© JUNGE FREIHEIT Verlag GmbH & Co.  www.jungefreiheit.de  51/13 / 13. Dezember 2013

Axel Springer auf Einkaufstour
Übernahme: Der Zeitungskonzern kauft den Sender N24 und Stefan Aust gleich mit
Ronald Berthold

Ganz auf Inhalt möchte der Axel-Springer-Konzern doch nicht verzichten. Nachdem sich der Verlag von mehreren Zeitungen und Zeitschriften wie Hörzu und Hamburger Abendblatt getrennt und den Schwerpunkt auf unjournalistische Online-Plattformen gelegt hat, wertet er die verbleibenden Titel qualitativ auf. Dazu bedient er sich beim Spiegel und nimmt deren nonkonformistische Köpfe unter Vertrag. Nachdem der islamkritische Liebhaber der politischen Inkorrektheit, Henryk M. Broder, schon 2011 vom Hamburger Nachrichtenmagazin zur Welt gegangen ist und dort seine Polemiken veröffentlicht, folgt nun ein weiteres Trio.

Stefan Aust, der frühere Spiegel-Chefredakteur, wird Herausgeber der Welt. Aust hat bei der Zeitschrift jene Epoche von 1994 bis 2008 zu verantworten, in der das Blatt für breite Leserschichten lesbar und überraschend war. Der heute 67jährige holte es heraus aus einer ideologisch festgelegten Ecke, strich die überhebliche Häme aus den Texten und legte den wirtschaftsfeindlichen Kurs ab.

Aust, Broder, Mascolo und Matussek zu Axel Springer

Austs Nachfolger Georg Mascolo geht ebenfalls zu Springer. Zuletzt sorgte er mit seinem Coup für Aufsehen, als er gemeinsam mit Hans-Christian Ströbele Edward Snowden in Moskau besuchte. Es war ein Scoop, an dem auch der Spiegel gearbeitet hatte. Erfolglos. Als Chefredakteur konnte Mascolo zwar nicht an Austs Leistung anknüpfen, denn er ist eher Reporter als Vorgesetzter. Mit der Leitung einer in weiten Teilen links-arroganten Redaktion galt er als überfordert. Nun soll Georg Mascolo für den Berliner Verlag ein neues digitales politisches Format entwickeln.

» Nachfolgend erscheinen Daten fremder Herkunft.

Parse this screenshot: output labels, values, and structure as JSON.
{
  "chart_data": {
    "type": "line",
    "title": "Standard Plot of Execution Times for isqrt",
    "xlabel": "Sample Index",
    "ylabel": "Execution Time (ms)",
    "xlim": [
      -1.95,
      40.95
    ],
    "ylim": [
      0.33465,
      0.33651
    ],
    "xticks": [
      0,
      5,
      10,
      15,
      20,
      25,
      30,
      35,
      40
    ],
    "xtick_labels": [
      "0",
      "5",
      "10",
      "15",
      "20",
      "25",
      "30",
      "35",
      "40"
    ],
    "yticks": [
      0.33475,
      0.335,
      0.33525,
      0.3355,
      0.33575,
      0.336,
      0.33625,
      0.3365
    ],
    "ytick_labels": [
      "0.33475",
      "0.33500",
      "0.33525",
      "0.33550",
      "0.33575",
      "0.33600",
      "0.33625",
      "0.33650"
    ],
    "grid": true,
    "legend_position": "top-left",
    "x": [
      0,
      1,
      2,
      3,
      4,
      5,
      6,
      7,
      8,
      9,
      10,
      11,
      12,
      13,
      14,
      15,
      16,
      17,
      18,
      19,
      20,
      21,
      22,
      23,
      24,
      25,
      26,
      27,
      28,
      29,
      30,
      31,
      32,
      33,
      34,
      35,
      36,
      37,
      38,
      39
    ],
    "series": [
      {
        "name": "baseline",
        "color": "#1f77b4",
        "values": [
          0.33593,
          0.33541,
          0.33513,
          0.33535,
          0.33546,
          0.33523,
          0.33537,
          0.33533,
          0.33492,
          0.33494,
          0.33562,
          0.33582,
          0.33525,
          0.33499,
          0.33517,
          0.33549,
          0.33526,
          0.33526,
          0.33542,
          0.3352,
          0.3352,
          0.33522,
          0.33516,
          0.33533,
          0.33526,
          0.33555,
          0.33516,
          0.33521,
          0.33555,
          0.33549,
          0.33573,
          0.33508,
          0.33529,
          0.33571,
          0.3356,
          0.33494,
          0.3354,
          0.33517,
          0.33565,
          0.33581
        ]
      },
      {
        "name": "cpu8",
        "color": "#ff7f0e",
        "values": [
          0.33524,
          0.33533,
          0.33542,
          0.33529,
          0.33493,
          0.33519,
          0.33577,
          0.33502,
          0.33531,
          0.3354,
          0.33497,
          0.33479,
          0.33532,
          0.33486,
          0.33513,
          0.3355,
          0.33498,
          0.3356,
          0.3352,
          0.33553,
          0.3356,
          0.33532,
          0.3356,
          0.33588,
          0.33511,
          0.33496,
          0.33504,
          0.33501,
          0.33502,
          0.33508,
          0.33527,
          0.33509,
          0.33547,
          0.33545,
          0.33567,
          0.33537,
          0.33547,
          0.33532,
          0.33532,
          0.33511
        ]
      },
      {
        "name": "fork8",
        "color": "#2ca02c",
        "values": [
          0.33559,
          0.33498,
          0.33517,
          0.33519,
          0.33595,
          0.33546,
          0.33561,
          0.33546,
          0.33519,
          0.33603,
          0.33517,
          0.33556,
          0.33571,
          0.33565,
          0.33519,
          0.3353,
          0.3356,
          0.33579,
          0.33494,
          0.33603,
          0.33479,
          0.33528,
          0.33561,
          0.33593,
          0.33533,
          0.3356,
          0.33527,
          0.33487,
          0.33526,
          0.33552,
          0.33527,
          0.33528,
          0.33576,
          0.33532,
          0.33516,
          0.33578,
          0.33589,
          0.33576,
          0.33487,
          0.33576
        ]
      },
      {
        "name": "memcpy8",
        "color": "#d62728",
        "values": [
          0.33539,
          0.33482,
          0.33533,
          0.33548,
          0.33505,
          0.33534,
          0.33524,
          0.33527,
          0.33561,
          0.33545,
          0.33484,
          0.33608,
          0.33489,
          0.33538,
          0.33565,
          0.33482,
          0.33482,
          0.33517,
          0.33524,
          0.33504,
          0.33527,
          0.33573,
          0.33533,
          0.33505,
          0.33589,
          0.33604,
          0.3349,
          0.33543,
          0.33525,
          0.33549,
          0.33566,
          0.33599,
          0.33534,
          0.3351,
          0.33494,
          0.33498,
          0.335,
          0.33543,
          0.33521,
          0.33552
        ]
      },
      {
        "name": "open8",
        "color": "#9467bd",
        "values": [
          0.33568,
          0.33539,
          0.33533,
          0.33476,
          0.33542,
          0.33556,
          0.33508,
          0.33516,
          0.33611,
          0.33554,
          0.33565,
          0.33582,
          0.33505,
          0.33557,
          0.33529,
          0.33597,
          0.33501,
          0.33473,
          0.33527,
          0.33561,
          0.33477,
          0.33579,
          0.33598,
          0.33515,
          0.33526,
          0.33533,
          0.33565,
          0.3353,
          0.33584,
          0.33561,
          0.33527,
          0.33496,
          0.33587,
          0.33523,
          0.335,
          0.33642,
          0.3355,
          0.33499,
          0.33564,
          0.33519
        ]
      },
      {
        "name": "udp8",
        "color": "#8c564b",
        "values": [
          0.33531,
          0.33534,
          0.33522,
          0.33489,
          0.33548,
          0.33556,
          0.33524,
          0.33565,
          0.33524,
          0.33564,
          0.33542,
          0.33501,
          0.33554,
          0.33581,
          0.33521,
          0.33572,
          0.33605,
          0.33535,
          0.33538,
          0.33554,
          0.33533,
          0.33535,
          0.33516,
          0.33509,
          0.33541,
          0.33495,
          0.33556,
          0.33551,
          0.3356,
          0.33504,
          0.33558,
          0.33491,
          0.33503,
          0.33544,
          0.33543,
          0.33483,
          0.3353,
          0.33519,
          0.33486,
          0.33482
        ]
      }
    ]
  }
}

In diesem Zusammenhang ist der Erwerb von N24 von entscheidender Bedeutung. Die gesamte Springer-Gruppe wird auf die Produkte des 300-Mann-Betriebes zurückgreifen. Die Zeitungen und Zeitschriften des Springer-Imperiums sollen ihre Onlineauftritte ausbauen, weil mit gedruckten Zeitungen immer weniger verdient wird. Dazu benötigen die Redaktionen auch immer mehr bewegte Bilder, die der Nachrichtensender liefern wird. Über den Kaufpreis wurde Stillschweigen vereinbart. Einer der Verhandlungspunkte dürfte die neue Rolle Austs gewesen sein, der zu den Eigentümern von N24 gehört und demnächst mit Thomas Schmid gemeinsam die Welt herausgeben wird.

Das Ex-Spiegel-Quartett bei Axel Springer komplettiert der Kulturjournalist Matthias Matussek. Der 59jährige Bestsellerautor soll ab dem kommenden Jahr Texte für die Welt-Gruppe schreiben. Der Springer-Verlag entwickelt sich somit zum Sammelbecken hervorragender Journalisten des Spiegel. Dies hätte vor einigen Jahren noch deswegen überrascht, weil das Magazin und Springer als unversöhnliche Antipoden galten. Heute erstaunt es, weil es nicht wirklich zur gewinnträchtigen, aber inhaltsarmen Strategie des Vorstandsvorsitzenden Mathias Döpfner paßt.